WASHINGTON DC, iNews.id – Presiden AS Joe Biden mendukung wakilnya, Kamala Harris, untuk menggantikannya sebagai calon presiden AS dari Partai Demokrat. Lalu seperti apa sepak terjang perempuan itu selama mendampingi Biden memimpin Amerika 3,5 tahun terakhir? Dan seperti apa kira-kira proyeksi kebijakannya jika terpilih jadi orang nomor satu di negeri Paman Sam?

Para analis politik AS mengatakan, Harris tampkanya akan tetap berpegang pada pedoman kebijakan luar negeri Joe Biden mengenai isu-isu utama seperti Ukraina, China, dan Iran. Akan tetapi, dia dapat memberikan sikap yang lebih keras terhadap Israel terkait perang di Gaza jika berhasil mendapat tiket pencapresan dari Demokrat dan memenangkan Pilpres AS 2024.

Harris menjadi kandidat teratas untuk memperoleh nominasi dari Demokrat setelah Biden keluar dari pencalonannya Minggu (21/7/2024). Apalagi, sang presiden petahana juga secara terbuka memberikan dukungannya kepada politikus perempuan berdarah India itu.

Hal yang menguntungkan bagi Harris adalah, dia memiliki pengalaman kerja, hubungan pribadi, yang terjalin dengan para pemimpin dunia, dan pemahaman tentang urusan global yang diperoleh selama menjadi senator dan orang nomor dua di bawah komando Biden. Akan tetapi, jika melawan capres dari Partai Republik, Donald Trump, perempuan itu juga akan menghadapi kerentanan besar, yaitu situasi sulit di perbatasan AS-Meksiko yang telah menyusahkan Biden dan menjadi isu utama dalam kampanyenya. 

Dalam berbagai prioritas global, kata para analis, kepresidenan Harris akan menyerupai pemerintahan Biden. “Dia mungkin seorang pemain yang lebih energik (daripada Biden), tetapi ada satu hal yang tidak boleh Anda harapkan–adanya perubahan besar dalam substansi kebijakan luar negeri Biden,” kata mantan negosiator AS untuk Timur Tengah, Aaron David Miller.

Soal kebijakan luar negeri itu, Harris sendiri telah memberi isyarat. Sebagai contoh, dia tidak akan menyimpang dari loyalitas Biden terhadap Organisasi Pakta Atlantik Utara (NATO) dan akan terus mendukung Ukraina dalam melawan Rusia. Sikap ini sangat kontras dengan janji Donald Trump untuk mengubah hubungan AS dengan aliansi militer tersebut secara mendasar, serta kemungkinannya untuk menyetop pasokan senjata ke Kiev di masa mendatang.

Mulai dikenal dunia

Jika Harris jadi diusung sebagai capres, Partai Demokrat berharap perempuan itu akan lebih efektif dalam mengomunikasikan tujuan kebijakan luar negerinya. Dan pada paruh kedua masa jabatan Biden, dia elah meningkatkan profilnya dalam berbagai isu mulai dari China, Rusia, hingga Gaza. Harris pun menjadi sosok yang dikenal oleh banyak pemimpin dunia.

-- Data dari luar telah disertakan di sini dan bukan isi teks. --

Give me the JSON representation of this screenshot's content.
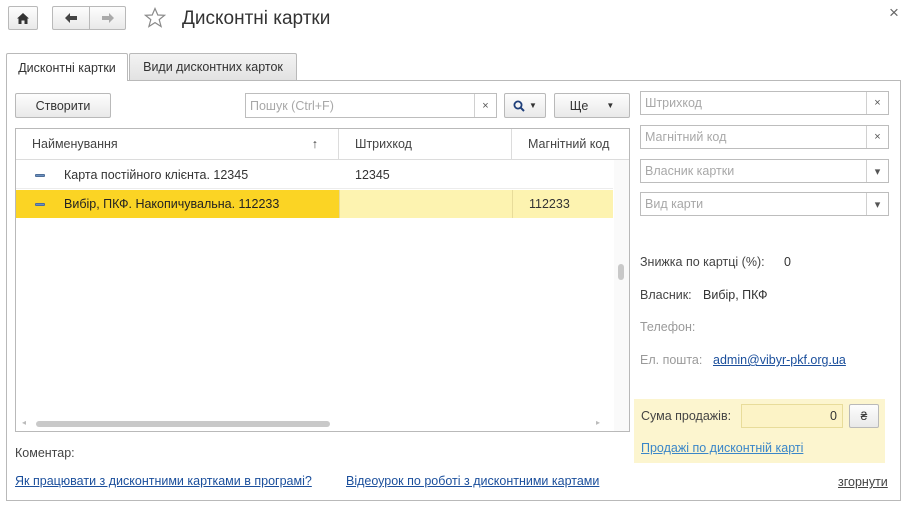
{
  "window": {
    "title": "Дисконтні картки",
    "close_glyph": "×"
  },
  "tabs": [
    {
      "label": "Дисконтні картки",
      "active": true
    },
    {
      "label": "Види дисконтних карток",
      "active": false
    }
  ],
  "toolbar": {
    "create_label": "Створити",
    "search_placeholder": "Пошук (Ctrl+F)",
    "clear_glyph": "×",
    "more_label": "Ще"
  },
  "table": {
    "columns": [
      {
        "label": "Найменування",
        "sort_glyph": "↑"
      },
      {
        "label": "Штрихкод"
      },
      {
        "label": "Магнітний код"
      }
    ],
    "rows": [
      {
        "name": "Карта постійного клієнта. 12345",
        "barcode": "12345",
        "magnetic": "",
        "selected": false
      },
      {
        "name": "Вибір, ПКФ. Накопичувальна. 112233",
        "barcode": "",
        "magnetic": "112233",
        "selected": true
      }
    ]
  },
  "filters": {
    "barcode_placeholder": "Штрихкод",
    "magnetic_placeholder": "Магнітний код",
    "owner_placeholder": "Власник картки",
    "type_placeholder": "Вид карти",
    "clear_glyph": "×",
    "dropdown_glyph": "▾"
  },
  "details": {
    "discount_label": "Знижка по картці (%):",
    "discount_value": "0",
    "owner_label": "Власник:",
    "owner_value": "Вибір, ПКФ",
    "phone_label": "Телефон:",
    "email_label": "Ел. пошта:",
    "email_value": "admin@vibyr-pkf.org.ua"
  },
  "sales": {
    "label": "Сума продажів:",
    "value": "0",
    "currency_glyph": "₴",
    "link": "Продажі по дисконтній карті"
  },
  "comment_label": "Коментар:",
  "bottom_links": {
    "help_link": "Як працювати з дисконтними картками в програмі?",
    "video_link": "Відеоурок по роботі з дисконтними картами",
    "collapse_link": "згорнути"
  },
  "colors": {
    "selected_row": "#fbd424",
    "selected_row_light": "#fdf3b0",
    "sales_panel": "#fcf5cf",
    "link": "#1b4f9c"
  },
  "icons": {
    "home": "home-icon",
    "back": "arrow-left-icon",
    "forward": "arrow-right-icon",
    "favorite": "star-icon",
    "search": "search-icon"
  }
}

Pada Konferensi Keamanan Munich tahun ini, dia menyampaikan pidato keras yang mengecam Rusia atas agresi militer ke Ukraina. Dia juga berjanji bahwa AS akan menghormati persyaratan Pasal 5 NATO untuk saling membela diri.

Mengenai China, Harris telah lama memposisikan dirinya dalam arus utama bipartisan Washington mengenai perlunya AS melawan pengaruh China, khususnya di Asia. Para analis menduga dia akan mempertahankan sikap Biden untuk menghadapi Beijing bila diperlukan sambil juga mencari bidang kerja sama.

Harris juga telah melakukan beberapa kunjungan kerja luar negeri untuk meningkatkan hubungan di kawasan yang dinamis secara ekonomi. Ini termasuk kunjungannya ke Jakarta pada September lalu. Pada waktu itu, Harris menggantikan Biden menghadiri KTT Perhimpunan Bangsa-Bangsa Asia Tenggara (ASEAN). Selama kunjungan tersebut, Harris menuduh China mencoba memaksa negara-negara tetangga yang lebih kecil untuk mengajukan klaim teritorialnya di Laut China Selatan yang disengketakan.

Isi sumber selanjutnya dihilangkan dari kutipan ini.